Chris Petersen doesn't agree with detractors criticizing Washington's schedule and is now ready to turn his full attention to the matchup against Alabama. (1:45)

SEATTLE -- For just a few minutes on Sunday, Washington coach Chris Petersen let his guard down.

He joked about the TV selection special taking too long to announce his Huskies as the No. 4 seed in the College Football Playoff, saying the graphics department needed to hurry up already. He jokingly sniped that he has not been one of those fans with the “We Want Bama” signs. And he considered a local football team as a potentially apt practice opponent as the Huskies prepare for No. 1 Alabama in the College Football Playoff semifinal at the Chick-fil-A Peach Bowl.

“Fortunately the Seahawks are in town,” Petersen said. “Maybe they’ll scrimmage us to get us ready for those guys.”

But beneath all of Petersen’s jokes and smiles, there was a resoundingly honest response: This Alabama football team will be the best team -- by a long shot -- the Huskies have faced this year and, like the graphics department, Petersen and his staff must hurry up in getting ready to face this team in Atlanta. Precious moments cannot be squandered as Washington has gone from wanting Bama to facing Bama.

Ten minutes after the announcement, it was clear that Petersen’s wheels were already turning.

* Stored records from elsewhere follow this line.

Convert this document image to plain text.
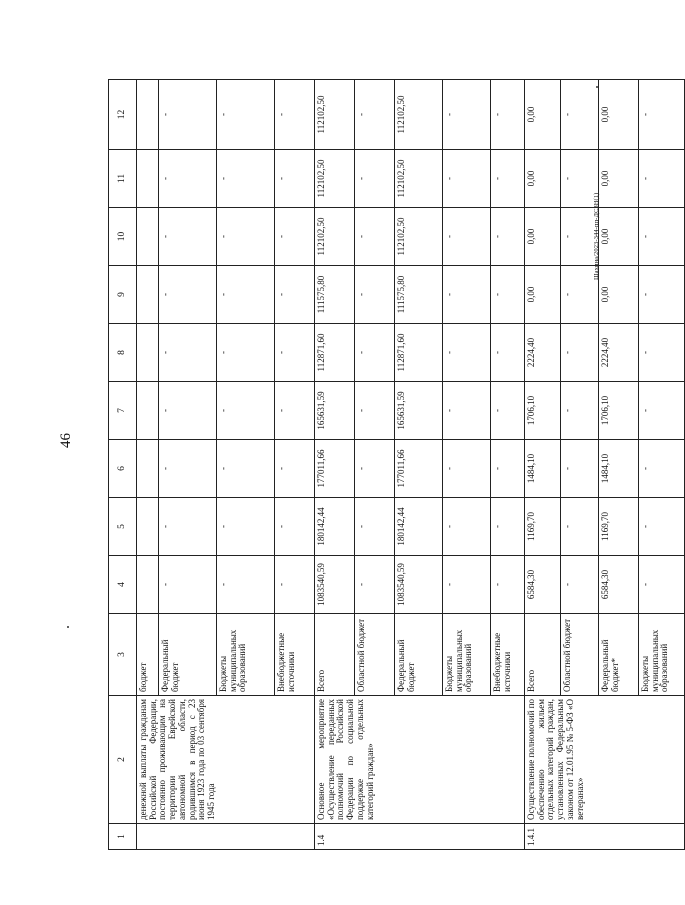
46
Шахина/2023-344-пп-ДСЗН(1)
1	2	3	4	5	6	7	8	9	10	11	12
	денежной выплаты гражданам Российской Федерации, постоянно проживающим на территории Еврейской автономной области, родившимся в период с 23 июня 1923 года по 03 сентября 1945 года	бюджет									
		Федеральный бюджет	-	-	-	-	-	-	-	-	-
		Бюджеты муниципальных образований	-	-	-	-	-	-	-	-	-
		Внебюджетные источники	-	-	-	-	-	-	-	-	-
1.4	Основное мероприятие «Осуществление переданных полномочий Российской Федерации по социальной поддержке отдельных категорий граждан»	Всего	1083540,59	180142,44	177011,66	165631,59	112871,60	111575,80	112102,50	112102,50	112102,50
		Областной бюджет	-	-	-	-	-	-	-	-	-
		Федеральный бюджет	1083540,59	180142,44	177011,66	165631,59	112871,60	111575,80	112102,50	112102,50	112102,50
		Бюджеты муниципальных образований	-	-	-	-	-	-	-	-	-
		Внебюджетные источники	-	-	-	-	-	-	-	-	-
1.4.1	Осуществление полномочий по обеспечению жильем отдельных категорий граждан, установленных Федеральным законом от 12.01.95 № 5-ФЗ «О ветеранах»	Всего	6584,30	1169,70	1484,10	1706,10	2224,40	0,00	0,00	0,00	0,00
		Областной бюджет	-	-	-	-	-	-	-	-	-
		Федеральный бюджет*	6584,30	1169,70	1484,10	1706,10	2224,40	0,00	0,00	0,00	0,00
		Бюджеты муниципальных образований	-	-	-	-	-	-	-	-	-
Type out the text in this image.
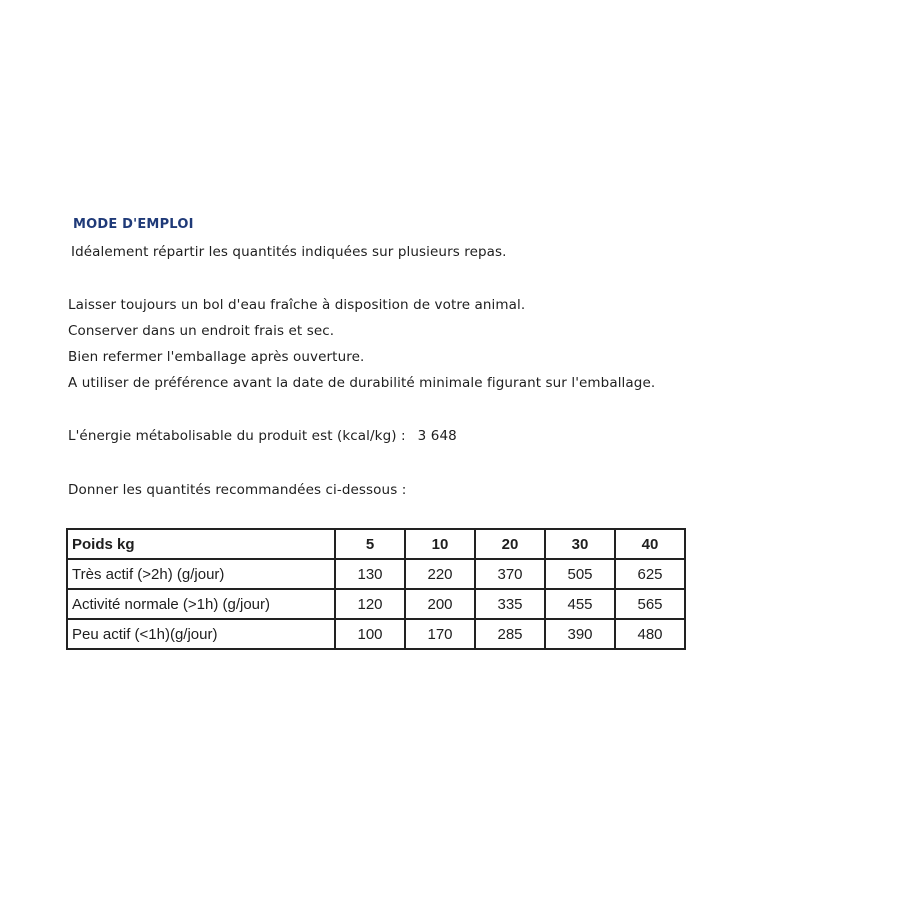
MODE D'EMPLOI
Idéalement répartir les quantités indiquées sur plusieurs repas.
Laisser toujours un bol d'eau fraîche à disposition de votre animal.
Conserver dans un endroit frais et sec.
Bien refermer l'emballage après ouverture.
A utiliser de préférence avant la date de durabilité minimale figurant sur l'emballage.
L'énergie métabolisable du produit est (kcal/kg) : 3 648
Donner les quantités recommandées ci-dessous :
Poids kg	5	10	20	30	40
Très actif (>2h) (g/jour)	130	220	370	505	625
Activité normale (>1h) (g/jour)	120	200	335	455	565
Peu actif (<1h)(g/jour)	100	170	285	390	480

He explained that Washington’s first order of business Sunday was hosting its year-end banquet at Husky Stadium. Then, Petersen explained, the players would have the week off to prepare for exams, which begin next week. The team will practice once this weekend and lift weights intermittently.

And Petersen?

He’ll be off furiously preparing for a team that decimated its only Pac-12 opponent of the season when it crushed USC in the season opener, 52-6.

“He’s laser focused,” offensive guard Jake Eldrenkamp said. “He’s just … I don’t know how to put words to it, honestly.”

“He’s locked in and always trying to tweak the game plan on anything,” running back Myles Gaskin said. “Just trying to give us the best opportunity to win games.”

But even without any kind of laser focus, there’s plenty that Petersen likely knows about this Alabama team.

Such as the Crimson Tide have scored an FBS-leading 14 non-offensive touchdowns this season (10 defensive, four special teams), scoring 123 points off opponent turnovers.

Or that Alabama’s defense is giving up just 2.0 yards per rush this season, the best single-season average by any Power 5 team in a decade. Or that freshman quarterback Jalen Hurts has been a welcomed departure from the normal for Alabama coach Nick Saban as offensive coordinator Lane Kiffin’s spread offense has infiltrated the Tide.

This play and level of competition will be new a new challenge for Petersen’s laser focus over the next month.

And though there is some common thread from Petersen to Alabama (he’s the only two-time winner of the Bear Bryant Award, named for longtime Alabama football coach Paul “Bear” Bryant) and Saban to Washington (he credits former Washington coach and late Husky legend Don James for getting him into the business as a graduate assistant at Kent State), the piece these two seem to share the most is a mutual level of respect for what one another has done at his program.

As the two coaches closed up their Peach Bowl teleconference on Sunday afternoon, Saban chimed in when the moderator asked for more questions.

“Can I make a comment?” he asked.

Saban congratulated Petersen on the season and the Huskies’ playoff selection, saying he respected what they had done in 2016.

“Appreciate that,” Petersen said. “And I thought the same thing [about Alabama] until we got matched up. And I actually had to now, all of a sudden, have to deal with this.”

It, again, came with that familiar laugh and undertone of honesty.

But with one of the biggest challenges of his coaching careers on the biggest stage on which he has ever stepped, it’s safe to say that there won’t be too many more jokes or time to let any guard down.

Because now it doesn’t matter whether or not the Huskies have actually wanted Bama all along, all that matters now is that what they’ve got next … Bama.